帝国データバンク宇都宮支店が17日までにまとめた「人手不足に対する県内企業の意識調査」によると、県内企業の45・7%が正社員不足を感じていることが分かった。2006年5月の調査開始以来、正社員不足を訴える企業の割合は最も大きくなった。15~64歳の生産年齢人口が減少していることなどが背景とみられ、企業の人手不足感は強まっているようだ。

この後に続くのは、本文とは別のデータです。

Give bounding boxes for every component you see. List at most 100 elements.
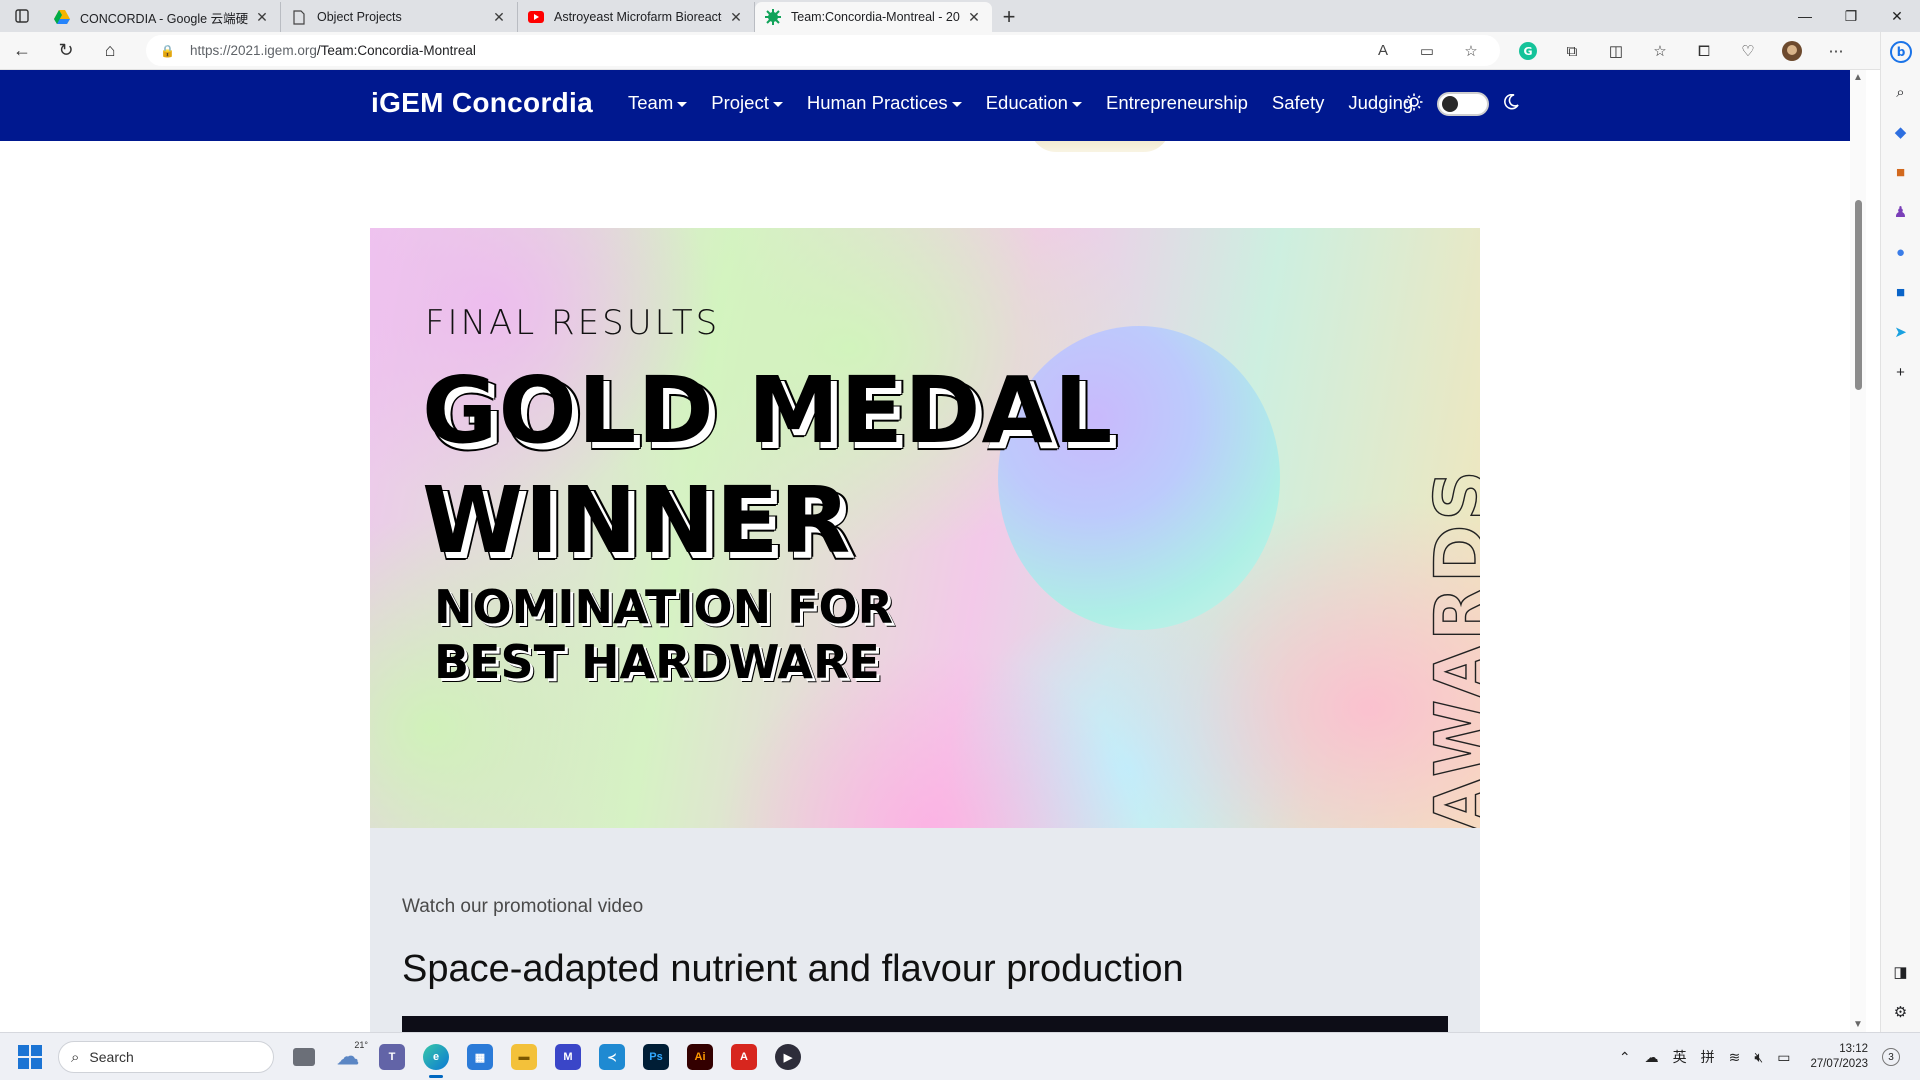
page-icon bbox=[291, 9, 307, 25]
new-tab-icon[interactable]: + bbox=[992, 2, 1026, 32]
nav-label: Judging bbox=[1348, 92, 1414, 113]
caret-down-icon bbox=[677, 101, 688, 107]
nav-item-entrepreneurship[interactable]: Entrepreneurship bbox=[1106, 92, 1248, 114]
tab-title: Team:Concordia-Montreal - 2021 bbox=[791, 10, 960, 24]
nav-item-project[interactable]: Project bbox=[711, 92, 783, 114]
scroll-up-icon[interactable]: ▲ bbox=[1853, 72, 1863, 83]
extensions-icon[interactable]: ⧉ bbox=[1550, 32, 1594, 70]
taskbar-search[interactable]: ⌕ Search bbox=[58, 1041, 274, 1073]
theme-controls bbox=[1405, 92, 1519, 116]
tools-icon[interactable]: ■ bbox=[1881, 152, 1920, 192]
minimize-icon[interactable]: — bbox=[1782, 0, 1828, 32]
clock-date: 27/07/2023 bbox=[1810, 1058, 1868, 1070]
windows-start-icon[interactable] bbox=[18, 1045, 42, 1069]
split-screen-icon[interactable]: ◫ bbox=[1594, 32, 1638, 70]
more-options-icon[interactable]: ⋯ bbox=[1814, 32, 1858, 70]
games-icon[interactable]: ♟ bbox=[1881, 192, 1920, 232]
mathpix-icon[interactable]: M bbox=[546, 1039, 590, 1075]
close-icon[interactable]: ✕ bbox=[728, 9, 744, 26]
awards-banner: FINAL RESULTS GOLD MEDAL WINNER NOMINATI… bbox=[370, 228, 1480, 828]
illustrator-icon[interactable]: Ai bbox=[678, 1039, 722, 1075]
video-section: Watch our promotional video Space-adapte… bbox=[370, 828, 1480, 1032]
volume-muted-icon[interactable]: 🔇︎ bbox=[1754, 1049, 1763, 1066]
back-icon[interactable]: ← bbox=[0, 32, 44, 70]
file-explorer-icon[interactable]: ▬ bbox=[502, 1039, 546, 1075]
settings-gear-icon[interactable]: ⚙ bbox=[1881, 992, 1920, 1032]
bing-copilot-icon[interactable]: b bbox=[1881, 32, 1920, 72]
close-icon[interactable]: ✕ bbox=[966, 9, 982, 26]
scrollbar-thumb[interactable] bbox=[1855, 200, 1862, 390]
tab-google-drive[interactable]: CONCORDIA - Google 云端硬盘 ✕ bbox=[44, 2, 281, 32]
add-icon[interactable]: + bbox=[1881, 352, 1920, 392]
tab-actions-icon[interactable] bbox=[0, 0, 44, 32]
nav-menu: Team Project Human Practices Education E… bbox=[628, 92, 1437, 114]
media-player-icon[interactable]: ▶ bbox=[766, 1039, 810, 1075]
nav-item-team[interactable]: Team bbox=[628, 92, 688, 114]
sun-icon bbox=[1405, 93, 1423, 116]
address-bar[interactable]: 🔒 https://2021.igem.org/Team:Concordia-M… bbox=[146, 35, 1500, 66]
close-icon[interactable]: ✕ bbox=[491, 9, 507, 26]
search-icon[interactable]: ⌕ bbox=[1881, 72, 1920, 112]
close-window-icon[interactable]: ✕ bbox=[1874, 0, 1920, 32]
edge-browser-icon[interactable]: e bbox=[414, 1039, 458, 1078]
photoshop-icon[interactable]: Ps bbox=[634, 1039, 678, 1075]
svg-text:G: G bbox=[1523, 45, 1532, 58]
read-aloud-icon[interactable]: A bbox=[1368, 39, 1398, 63]
outlook-icon[interactable]: ■ bbox=[1881, 272, 1920, 312]
youtube-icon bbox=[528, 9, 544, 25]
profile-avatar-icon[interactable] bbox=[1770, 32, 1814, 70]
drop-icon[interactable]: ➤ bbox=[1881, 312, 1920, 352]
page-scrollbar[interactable]: ▲ ▼ bbox=[1850, 70, 1866, 1032]
clock[interactable]: 13:12 27/07/2023 bbox=[1810, 1042, 1868, 1072]
performance-icon[interactable]: ♡ bbox=[1726, 32, 1770, 70]
igem-icon bbox=[765, 9, 781, 25]
tab-strip: CONCORDIA - Google 云端硬盘 ✕ Object Project… bbox=[0, 0, 1920, 32]
grammarly-icon[interactable]: G bbox=[1506, 32, 1550, 70]
favorite-star-icon[interactable]: ☆ bbox=[1456, 39, 1486, 63]
dark-mode-toggle[interactable] bbox=[1437, 92, 1489, 116]
site-navbar: iGEM Concordia Team Project Human Practi… bbox=[0, 70, 1850, 141]
scroll-down-icon[interactable]: ▼ bbox=[1853, 1019, 1863, 1030]
task-view-icon[interactable] bbox=[282, 1039, 326, 1075]
site-brand[interactable]: iGEM Concordia bbox=[371, 87, 593, 119]
nav-item-education[interactable]: Education bbox=[986, 92, 1082, 114]
chevron-up-icon[interactable]: ⌃ bbox=[1619, 1049, 1631, 1066]
nav-label: Entrepreneurship bbox=[1105, 92, 1248, 113]
acrobat-icon[interactable]: A bbox=[722, 1039, 766, 1075]
microsoft365-icon[interactable]: ● bbox=[1881, 232, 1920, 272]
microsoft-store-icon[interactable]: ▦ bbox=[458, 1039, 502, 1075]
battery-icon[interactable]: ▭ bbox=[1777, 1049, 1790, 1066]
tab-object-projects[interactable]: Object Projects ✕ bbox=[281, 2, 518, 32]
onedrive-icon[interactable]: ☁ bbox=[1645, 1049, 1659, 1066]
restore-icon[interactable]: ❐ bbox=[1828, 0, 1874, 32]
nav-item-safety[interactable]: Safety bbox=[1272, 92, 1324, 114]
shopping-icon[interactable]: ◆ bbox=[1881, 112, 1920, 152]
wifi-icon[interactable]: ≋ bbox=[1729, 1049, 1741, 1066]
nav-item-human-practices[interactable]: Human Practices bbox=[807, 92, 962, 114]
nav-item-judging[interactable]: Judging bbox=[1348, 92, 1413, 114]
tab-igem-concordia[interactable]: Team:Concordia-Montreal - 2021 ✕ bbox=[755, 2, 992, 32]
sidebar-panel-icon[interactable]: ◨ bbox=[1881, 952, 1920, 992]
teams-chat-icon[interactable]: T bbox=[370, 1039, 414, 1075]
refresh-icon[interactable]: ↻ bbox=[44, 32, 88, 70]
edge-sidebar: b ⌕ ◆ ■ ♟ ● ■ ➤ + ◨ ⚙ bbox=[1880, 32, 1920, 1032]
vscode-icon[interactable]: ≺ bbox=[590, 1039, 634, 1075]
favorites-icon[interactable]: ☆ bbox=[1638, 32, 1682, 70]
weather-icon[interactable]: ☁ 21° bbox=[326, 1039, 370, 1075]
gold-medal-headline: GOLD MEDAL bbox=[422, 357, 1114, 464]
window-controls: — ❐ ✕ bbox=[1782, 0, 1920, 32]
ime-language-indicator[interactable]: 英 bbox=[1673, 1047, 1687, 1067]
close-icon[interactable]: ✕ bbox=[254, 9, 270, 26]
caret-down-icon bbox=[951, 101, 962, 107]
video-player[interactable] bbox=[402, 1016, 1448, 1032]
collections-icon[interactable]: ⧠ bbox=[1682, 32, 1726, 70]
home-icon[interactable]: ⌂ bbox=[88, 32, 132, 70]
ime-mode-indicator[interactable]: 拼 bbox=[1701, 1047, 1715, 1067]
final-results-label: FINAL RESULTS bbox=[425, 303, 721, 343]
tab-youtube[interactable]: Astroyeast Microfarm Bioreactor ✕ bbox=[518, 2, 755, 32]
immersive-reader-icon[interactable]: ▭ bbox=[1412, 39, 1442, 63]
google-drive-icon bbox=[54, 9, 70, 25]
notification-badge[interactable]: 3 bbox=[1882, 1048, 1900, 1066]
lock-icon[interactable]: 🔒 bbox=[160, 44, 176, 58]
url-prefix: https://2021.igem.org bbox=[190, 43, 317, 58]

 調査は17年10月18~31日、県内企業264社を対象に実施した。有効回答数は106で、回答率は40・2%だった。調査は06年5月から毎月実施しているが、同支店がこの調査を分析してリポート形式でまとめるのは4回目。

 正社員の人数が「不足」と回答した企業は17年7月の前回調査から0・5ポイント増えた。「適正」は1・6ポイント増の41・0%、「過剰」は2・1ポイント減の13・3%だった。

 「不足」の企業を業種別に見ると、「運輸・倉庫」が100%でトップとなり、「建設」が69・2%、「サービス」が66・7%と続いた。規模別では大企業の50・0%、中小企業の44・4%が「不足」と回答した。

 一方、非正社員については「適正」とした企業が5・1ポイント増の67・1%だった。「不足」は1・0ポイント減の25・6%、「過剰」は4・1ポイント減の7・3%だった。